Empty Fields Fill Urban Basins and Farmers' Pockets
Felicity Barringer
New York Times
10/23/2011
Three generations of Al Kalin’s family have worked their 2,000 acres of carrots and sugar beets, wheat and alfalfa for almost a century in the Imperial Valley, a scorching swath of Southern California desert that was unfit for farming until water from the Colorado River was diverted here in 1901.
The Salton Sea is fed by irrigation runoff from farms. Environmentalists say the Imperial Valley's water transfer deals are harming the shrinking lake.
But now Mr. Kalin and his brother enjoy a choice that their parents and grandparents never had. They can continue to farm all their land, or they can stop farming some of it and earn more than $500 an acre — more than the market value of a crop like alfalfa in a given year — simply by not using the water required to nourish those crops. Water saved is sent on to thirsty cities and suburbs to the west: San Diego, Los Angeles and Palm Springs.
With water increasingly scarce in the West, some other communities are allowing farmers to sell their allotment of it for whatever price they can find, in some cases thousands of dollars for the amount it takes to grow an acre of a crop. But this comes with a hitch. Working farms provide jobs and income to their many suppliers. There are 450 farmers in the Imperial Valley, but half the jobs held by the 174,000 residents are tied to agriculture.
When land is idled, the communities around the farms can wither. Residents here point to the neighboring Palo Verde Valley, where farmers can sell more than a quarter of their water supply at much higher prices in a process they control. As a result, nearly a third of the agricultural land was not farmed this year; over time, businesses and workers have suffered.
Imperial’s fear is that a century after Colorado River water allowed this land to be a cornucopia, unfettered urban water transfers could turn it back into a desert. So the deal that Imperial water managers struck limits how much water can be sold and for what price, and it controls how much acreage is enrolled in the program and for how long.
Many farmers, including the Kalins, have resisted the temptation to sell. “There is something about that fallowing, it just doesn’t sit well with my brother and I,” Mr. Kalin said.
The Imperial Irrigation District, where they farm, controls more water than any other place in the West — about 20 percent of the annual flow of the Colorado. “It’s built into the DNA here that water is a birthright,” said Kevin Kelley, the irrigation district’s general manager.
The chance to profit from water sales is an unsettling phenomenon here. Even though less than 5 percent of Imperial County’s 500,000 acres of agricultural land has ever been idle at any given time, many residents believe that unrestrained water sales would unravel the fabric of the community.
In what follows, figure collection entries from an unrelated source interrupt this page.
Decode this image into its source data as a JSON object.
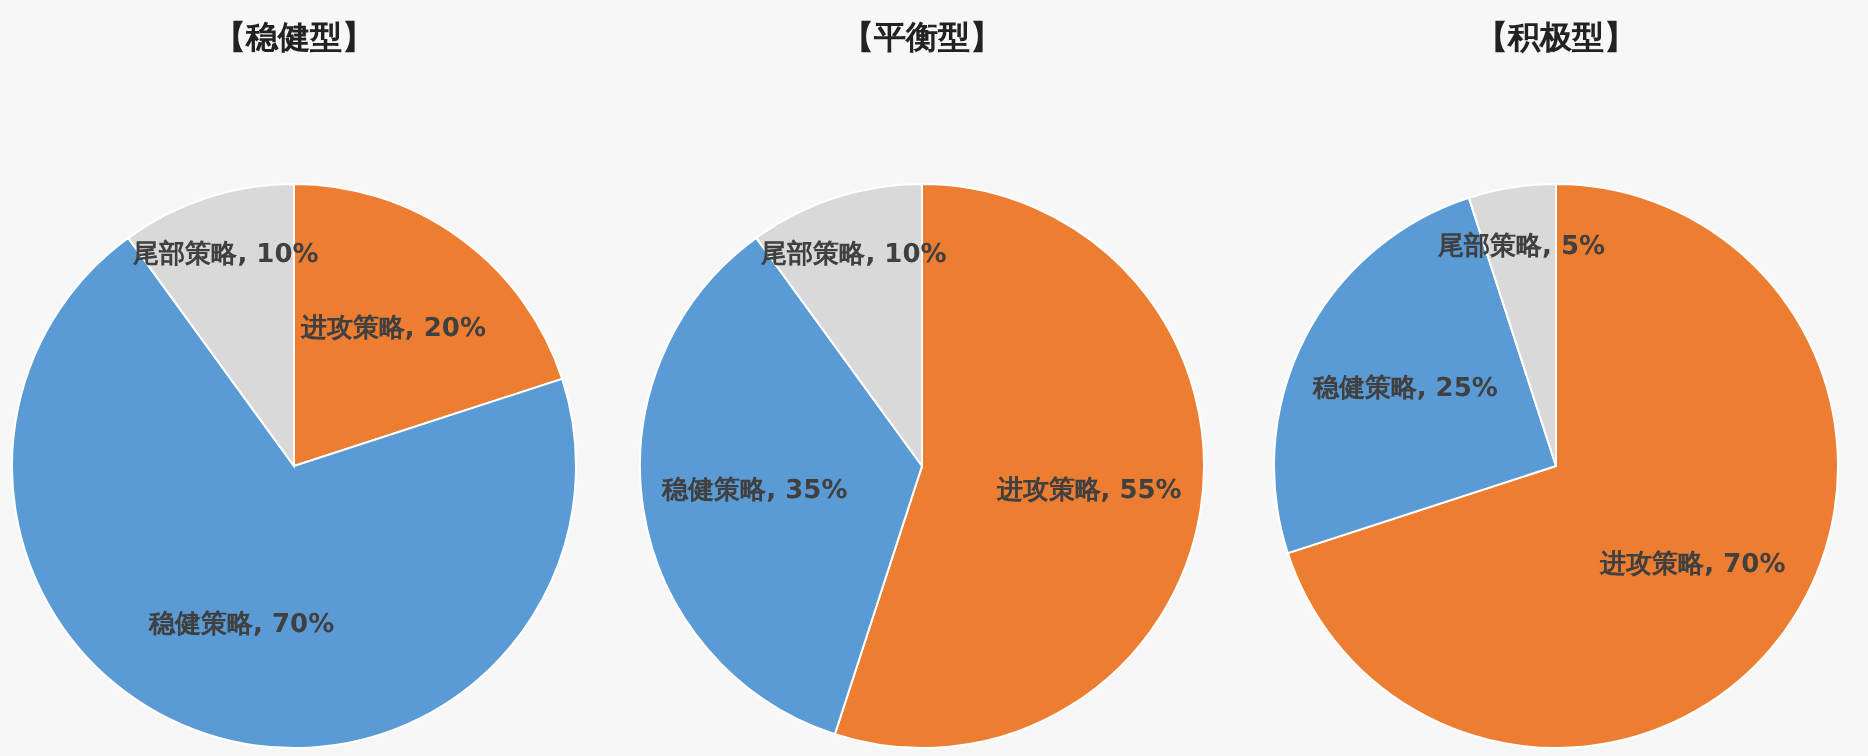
{
  "chart_data": [
    {
      "type": "pie",
      "title": "【稳健型】",
      "categories": [
        "进攻策略",
        "稳健策略",
        "尾部策略"
      ],
      "values": [
        20,
        70,
        10
      ],
      "colors": [
        "#ed7d31",
        "#5b9bd5",
        "#d9d9d9"
      ],
      "value_labels": [
        "20%",
        "70%",
        "10%"
      ]
    },
    {
      "type": "pie",
      "title": "【平衡型】",
      "categories": [
        "进攻策略",
        "稳健策略",
        "尾部策略"
      ],
      "values": [
        55,
        35,
        10
      ],
      "colors": [
        "#ed7d31",
        "#5b9bd5",
        "#d9d9d9"
      ],
      "value_labels": [
        "55%",
        "35%",
        "10%"
      ]
    },
    {
      "type": "pie",
      "title": "【积极型】",
      "categories": [
        "进攻策略",
        "稳健策略",
        "尾部策略"
      ],
      "values": [
        70,
        25,
        5
      ],
      "colors": [
        "#ed7d31",
        "#5b9bd5",
        "#d9d9d9"
      ],
      "value_labels": [
        "70%",
        "25%",
        "5%"
      ]
    }
  ]
}
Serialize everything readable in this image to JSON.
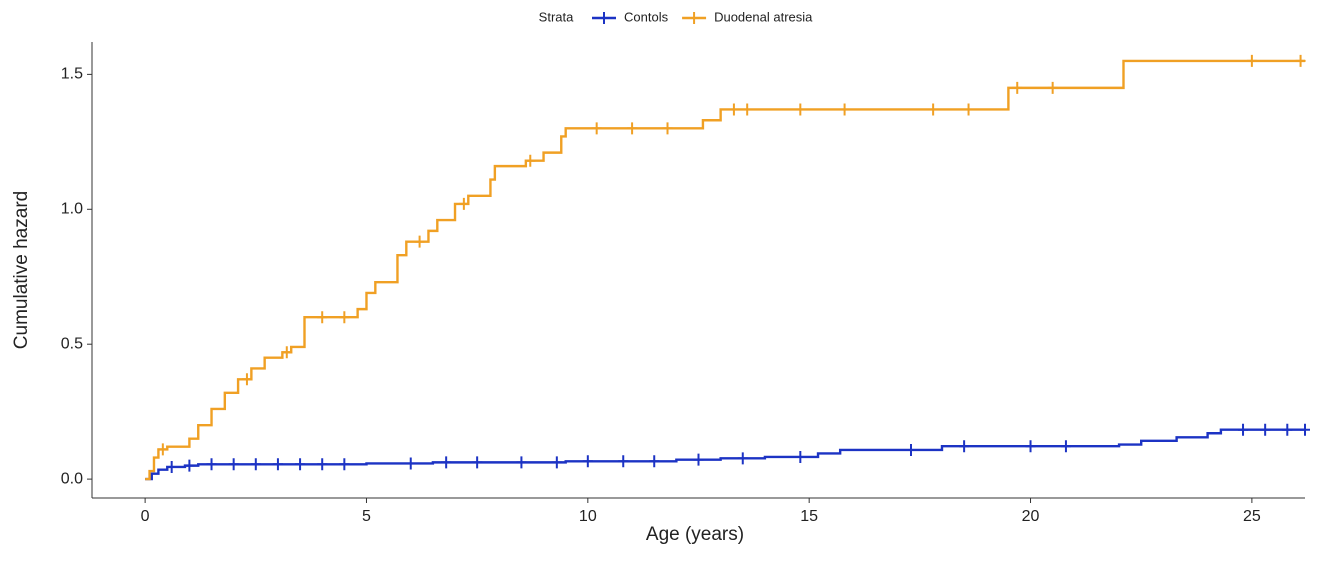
{
  "chart_data": {
    "type": "step",
    "xlabel": "Age (years)",
    "ylabel": "Cumulative hazard",
    "legend_title": "Strata",
    "legend": "top",
    "xlim": [
      -1.2,
      26.2
    ],
    "ylim": [
      -0.07,
      1.62
    ],
    "xticks": [
      0,
      5,
      10,
      15,
      20,
      25
    ],
    "yticks": [
      {
        "value": 0,
        "label": "0.0"
      },
      0.5,
      {
        "value": 1,
        "label": "1.0"
      },
      1.5
    ],
    "series": [
      {
        "name": "Contols",
        "color": "#1c33c4",
        "x": [
          0,
          0.15,
          0.3,
          0.5,
          0.9,
          1.2,
          5,
          6.5,
          9.5,
          12,
          13,
          14,
          15.2,
          15.7,
          18,
          22,
          22.5,
          23.3,
          24,
          24.3,
          26.2
        ],
        "values": [
          0,
          0.02,
          0.035,
          0.045,
          0.05,
          0.055,
          0.058,
          0.062,
          0.066,
          0.072,
          0.077,
          0.082,
          0.095,
          0.108,
          0.122,
          0.128,
          0.142,
          0.155,
          0.17,
          0.183,
          0.183
        ],
        "censor_x": [
          0.6,
          1.0,
          1.5,
          2,
          2.5,
          3,
          3.5,
          4,
          4.5,
          6,
          6.8,
          7.5,
          8.5,
          9.3,
          10,
          10.8,
          11.5,
          12.5,
          13.5,
          14.8,
          17.3,
          18.5,
          20,
          20.8,
          24.8,
          25.3,
          25.8,
          26.2
        ],
        "censor_values": [
          0.045,
          0.05,
          0.055,
          0.055,
          0.055,
          0.055,
          0.055,
          0.055,
          0.055,
          0.058,
          0.062,
          0.062,
          0.062,
          0.062,
          0.066,
          0.066,
          0.066,
          0.072,
          0.077,
          0.082,
          0.108,
          0.122,
          0.122,
          0.122,
          0.183,
          0.183,
          0.183,
          0.183
        ]
      },
      {
        "name": "Duodenal atresia",
        "color": "#f0a024",
        "x": [
          0,
          0.1,
          0.2,
          0.3,
          0.5,
          1.0,
          1.2,
          1.5,
          1.8,
          2.1,
          2.4,
          2.7,
          3.1,
          3.3,
          3.6,
          4.8,
          5.0,
          5.2,
          5.7,
          5.9,
          6.4,
          6.6,
          7.0,
          7.3,
          7.8,
          7.9,
          8.6,
          9.0,
          9.4,
          9.5,
          12.6,
          13.0,
          19.5,
          22.1,
          26.2
        ],
        "values": [
          0,
          0.03,
          0.08,
          0.11,
          0.12,
          0.15,
          0.2,
          0.26,
          0.32,
          0.37,
          0.41,
          0.45,
          0.47,
          0.49,
          0.6,
          0.63,
          0.69,
          0.73,
          0.83,
          0.88,
          0.92,
          0.96,
          1.02,
          1.05,
          1.11,
          1.16,
          1.18,
          1.21,
          1.27,
          1.3,
          1.33,
          1.37,
          1.45,
          1.55,
          1.55
        ],
        "censor_x": [
          0.4,
          2.3,
          3.2,
          4.0,
          4.5,
          6.2,
          7.2,
          8.7,
          10.2,
          11,
          11.8,
          13.3,
          13.6,
          14.8,
          15.8,
          17.8,
          18.6,
          19.7,
          20.5,
          25,
          26.1
        ],
        "censor_values": [
          0.11,
          0.37,
          0.47,
          0.6,
          0.6,
          0.88,
          1.02,
          1.18,
          1.3,
          1.3,
          1.3,
          1.37,
          1.37,
          1.37,
          1.37,
          1.37,
          1.37,
          1.45,
          1.45,
          1.55,
          1.55
        ]
      }
    ]
  }
}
Water sales began here in 2003, when, under pressure from the Department of the Interior, the ultimate authority over Colorado River flow, the irrigation district’s board agreed to export 10 percent of its usual allotment, or just under 100 billion gallons, to cities over nearby dry mountains. Farmers had been accused of using water inefficiently, and the board feared being forced to forfeit water. The water sale was the largest recorded in the West.
To avoid an aquatic gold rush, rules were set. Farmers work through their water district and cannot negotiate directly with urban districts. Fields proposed for the program are selected randomly and can go out of production for only two years at a time.
Some Imperial Valley farmers objected to the restrictions and sued in state court, seeking direct control of their water. That suit is pending. These farmers know that the Metropolitan Water District of Southern California, which is called Met and serves 17 million people, is paying Palo Verde Valley farmers seven times as much for water than what Imperial farmers receive from their irrigation district. The board of the district in Imperial opposes any more water deals. But many worry that the cities will get their way eventually.
“If we ship any more water out, we’ve compromised our future,” said Gary Wyatt, an Imperial County supervisor.
Mr. Kalin said: “There was nothing here before the water was here. There will be nothing here after it’s gone.”